Rohin Shah comments on [AN #80]: Why AI risk might be solved without additional intervention from longtermists

Rohin Shah 3 Jan 2020 21:42 UTC
LW: 6 AF: 4
AF
Neural nets have around human performance on Imagenet.
But those trained neural nets are very subhuman on other image understanding tasks.
Then you can form an equally good, nonhuman concept by taking the better alien concept and adding random noise.
I would expect that the alien concepts are something we haven’t figured out because we don’t have enough data or compute or logic or some other resource, and that constraint will also apply to the AI. If you take that concept and “add random noise” (which I don’t really understand), it would presumably still require the same amount of resources, and so the AI still won’t find it.
For the rest of your comment, I agree that we can’t theoretically rule those scenarios out, but there’s no theoretical reason to rule them in either. So far the empirical evidence seems to me to be in favor of “abstractions are determined by the territory”, e.g. ImageNet neural nets seems to have human-interpretable low-level abstractions (edge detectors, curve detectors, color detectors), while having strange high-level abstractions; I claim that the strange high-level abstractions are bad and only work on ImageNet because they were specifically designed to do so and ImageNet is sufficiently narrow that you can get to good performance with bad abstractions.
- Donald Hobson 4 Jan 2020 0:56 UTC
  LW: 1 AF: 1
  AF Parent
  By adding random noise, I meant adding wiggles to the edge of the set in thingspace for example adding noise to “bird” might exclude “ostrich” and include “duck bill platypus”.
  I agree that the high level image net concepts are bad in this sense, however are they just bad.
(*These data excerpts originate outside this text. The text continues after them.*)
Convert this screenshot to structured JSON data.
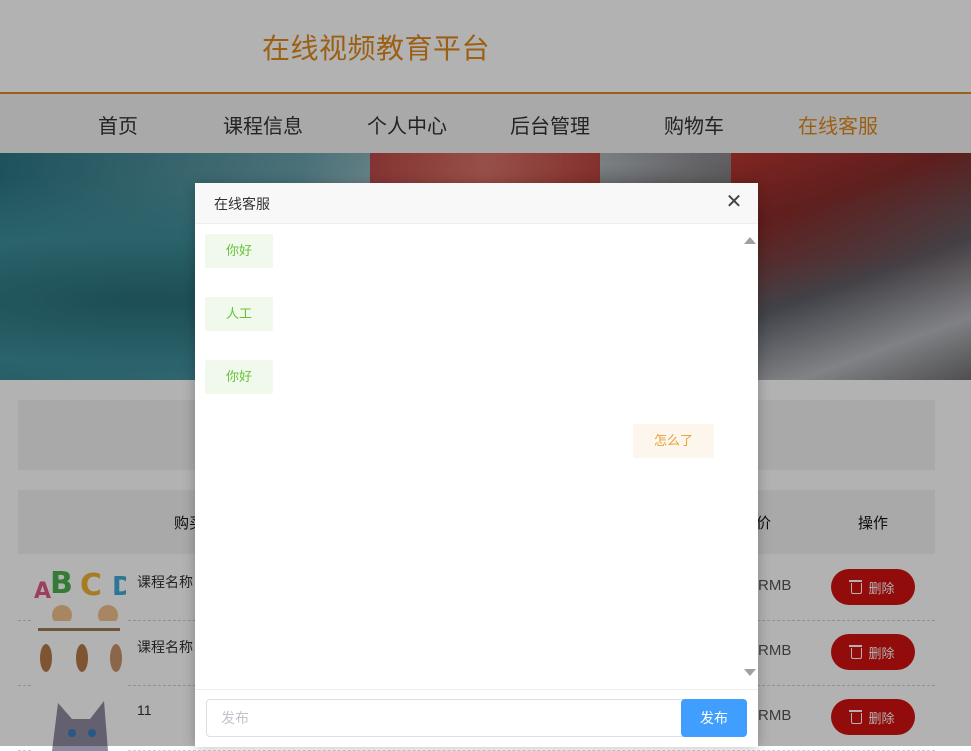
{
  "site": {
    "title": "在线视频教育平台"
  },
  "nav": {
    "items": [
      {
        "label": "首页"
      },
      {
        "label": "课程信息"
      },
      {
        "label": "个人中心"
      },
      {
        "label": "后台管理"
      },
      {
        "label": "购物车"
      },
      {
        "label": "在线客服",
        "active": true
      }
    ]
  },
  "table": {
    "headers": {
      "buy": "购买",
      "price": "价",
      "action": "操作"
    },
    "rows": [
      {
        "name": "课程名称",
        "price": "RMB",
        "delete_label": "删除"
      },
      {
        "name": "课程名称",
        "price": "RMB",
        "delete_label": "删除"
      },
      {
        "name": "11",
        "price": "RMB",
        "delete_label": "删除"
      }
    ]
  },
  "modal": {
    "title": "在线客服",
    "close_icon": "close-icon",
    "messages": [
      {
        "side": "left",
        "text": "你好"
      },
      {
        "side": "left",
        "text": "人工"
      },
      {
        "side": "left",
        "text": "你好"
      },
      {
        "side": "right",
        "text": "怎么了"
      }
    ],
    "input": {
      "placeholder": "发布",
      "value": ""
    },
    "send_label": "发布"
  },
  "colors": {
    "accent": "#e08a1e",
    "delete_button": "#d11212",
    "send_button": "#409eff",
    "user_bubble_bg": "#f0f9eb",
    "user_bubble_text": "#67c23a",
    "reply_bubble_bg": "#fdf6ec",
    "reply_bubble_text": "#e6a23c"
  }
}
If they were just bad and the limit to finding good concepts was data or some other resource, then we should expect small children and mentally impaired people to have similarly bad concepts. This would suggest a single gradient from better to worse. If however current neural networks used concepts substantially different from small children, and not just uniformly worse or uniformly better, that would show different sets of concepts at the same low level. This would be fairly strong evidence of multiple concepts at the smart human level.
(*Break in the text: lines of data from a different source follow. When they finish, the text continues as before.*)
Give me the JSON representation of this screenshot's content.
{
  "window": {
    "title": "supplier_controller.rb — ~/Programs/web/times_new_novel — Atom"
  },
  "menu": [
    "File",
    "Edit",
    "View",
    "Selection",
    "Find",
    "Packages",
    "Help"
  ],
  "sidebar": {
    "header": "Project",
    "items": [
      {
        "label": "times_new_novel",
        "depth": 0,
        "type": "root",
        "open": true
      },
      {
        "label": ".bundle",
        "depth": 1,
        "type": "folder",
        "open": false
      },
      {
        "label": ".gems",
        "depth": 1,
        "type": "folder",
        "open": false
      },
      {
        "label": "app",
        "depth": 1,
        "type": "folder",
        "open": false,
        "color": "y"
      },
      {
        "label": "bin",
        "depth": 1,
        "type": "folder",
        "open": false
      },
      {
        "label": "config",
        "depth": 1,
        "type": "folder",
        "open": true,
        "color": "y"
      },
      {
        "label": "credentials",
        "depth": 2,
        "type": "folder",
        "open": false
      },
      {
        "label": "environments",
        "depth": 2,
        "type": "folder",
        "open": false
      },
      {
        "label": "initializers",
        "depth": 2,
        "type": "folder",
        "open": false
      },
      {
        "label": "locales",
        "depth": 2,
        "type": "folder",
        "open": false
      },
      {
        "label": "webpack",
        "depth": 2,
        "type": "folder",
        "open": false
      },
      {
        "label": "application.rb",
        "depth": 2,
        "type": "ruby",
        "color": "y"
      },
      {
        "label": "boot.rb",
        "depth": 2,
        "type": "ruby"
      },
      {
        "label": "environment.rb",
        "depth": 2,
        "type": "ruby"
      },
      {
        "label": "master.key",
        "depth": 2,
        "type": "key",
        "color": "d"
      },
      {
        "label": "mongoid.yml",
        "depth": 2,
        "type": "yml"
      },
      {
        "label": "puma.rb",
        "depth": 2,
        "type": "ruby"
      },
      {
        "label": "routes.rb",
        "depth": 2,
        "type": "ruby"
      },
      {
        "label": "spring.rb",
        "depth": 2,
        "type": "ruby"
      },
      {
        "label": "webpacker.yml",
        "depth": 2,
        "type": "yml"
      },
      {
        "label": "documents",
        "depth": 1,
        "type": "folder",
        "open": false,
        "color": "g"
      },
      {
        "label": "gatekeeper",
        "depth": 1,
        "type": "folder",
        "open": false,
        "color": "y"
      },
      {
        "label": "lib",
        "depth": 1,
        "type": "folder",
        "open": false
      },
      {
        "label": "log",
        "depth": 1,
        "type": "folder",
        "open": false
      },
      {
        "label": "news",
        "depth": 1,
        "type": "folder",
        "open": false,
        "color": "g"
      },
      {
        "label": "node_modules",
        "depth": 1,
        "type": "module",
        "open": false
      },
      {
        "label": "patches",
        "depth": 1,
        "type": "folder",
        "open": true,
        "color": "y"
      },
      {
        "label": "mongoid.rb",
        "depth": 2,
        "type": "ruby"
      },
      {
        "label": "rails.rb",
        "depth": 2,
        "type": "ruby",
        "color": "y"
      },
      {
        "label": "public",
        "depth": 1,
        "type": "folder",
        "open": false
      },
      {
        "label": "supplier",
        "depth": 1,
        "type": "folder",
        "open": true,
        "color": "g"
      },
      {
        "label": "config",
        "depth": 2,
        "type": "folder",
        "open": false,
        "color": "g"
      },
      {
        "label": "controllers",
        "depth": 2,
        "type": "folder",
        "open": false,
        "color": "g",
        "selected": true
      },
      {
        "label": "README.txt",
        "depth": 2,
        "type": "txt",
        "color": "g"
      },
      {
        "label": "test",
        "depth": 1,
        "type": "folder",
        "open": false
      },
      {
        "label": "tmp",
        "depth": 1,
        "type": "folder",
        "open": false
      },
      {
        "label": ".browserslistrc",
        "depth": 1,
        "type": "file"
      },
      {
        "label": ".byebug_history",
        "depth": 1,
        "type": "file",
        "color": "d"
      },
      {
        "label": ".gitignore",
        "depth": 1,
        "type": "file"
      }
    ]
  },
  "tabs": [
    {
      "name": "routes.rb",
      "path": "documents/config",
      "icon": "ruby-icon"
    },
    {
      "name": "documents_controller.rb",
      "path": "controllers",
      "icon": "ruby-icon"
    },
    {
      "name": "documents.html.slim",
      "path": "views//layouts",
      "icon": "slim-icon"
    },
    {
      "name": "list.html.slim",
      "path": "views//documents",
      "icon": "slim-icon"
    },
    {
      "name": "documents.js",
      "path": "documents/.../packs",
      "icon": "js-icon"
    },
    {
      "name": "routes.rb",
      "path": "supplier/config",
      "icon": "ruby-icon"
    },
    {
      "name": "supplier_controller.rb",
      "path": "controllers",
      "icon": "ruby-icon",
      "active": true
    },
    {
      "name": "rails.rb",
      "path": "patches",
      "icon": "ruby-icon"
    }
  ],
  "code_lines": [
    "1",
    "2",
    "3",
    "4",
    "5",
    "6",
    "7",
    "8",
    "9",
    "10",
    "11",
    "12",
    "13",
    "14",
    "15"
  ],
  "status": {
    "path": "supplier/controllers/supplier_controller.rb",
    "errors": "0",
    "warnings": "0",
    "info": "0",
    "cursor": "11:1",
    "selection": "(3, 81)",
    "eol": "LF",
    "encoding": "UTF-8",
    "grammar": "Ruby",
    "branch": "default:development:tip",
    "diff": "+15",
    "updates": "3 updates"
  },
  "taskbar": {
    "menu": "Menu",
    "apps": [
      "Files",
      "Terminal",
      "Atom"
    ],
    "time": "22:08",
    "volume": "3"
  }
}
  I would also want to point out that a small fraction of the concepts being different would be enough to make alignment much harder. Even if their was a perfect scale, if ¹⁄₃ of the concepts are subhuman, ¹⁄₃ human level and ¹⁄₃ superhuman, it would be hard to understand the system. To get any safety, you need to get your system very close to human concepts. And you need to be confidant that you have hit this target.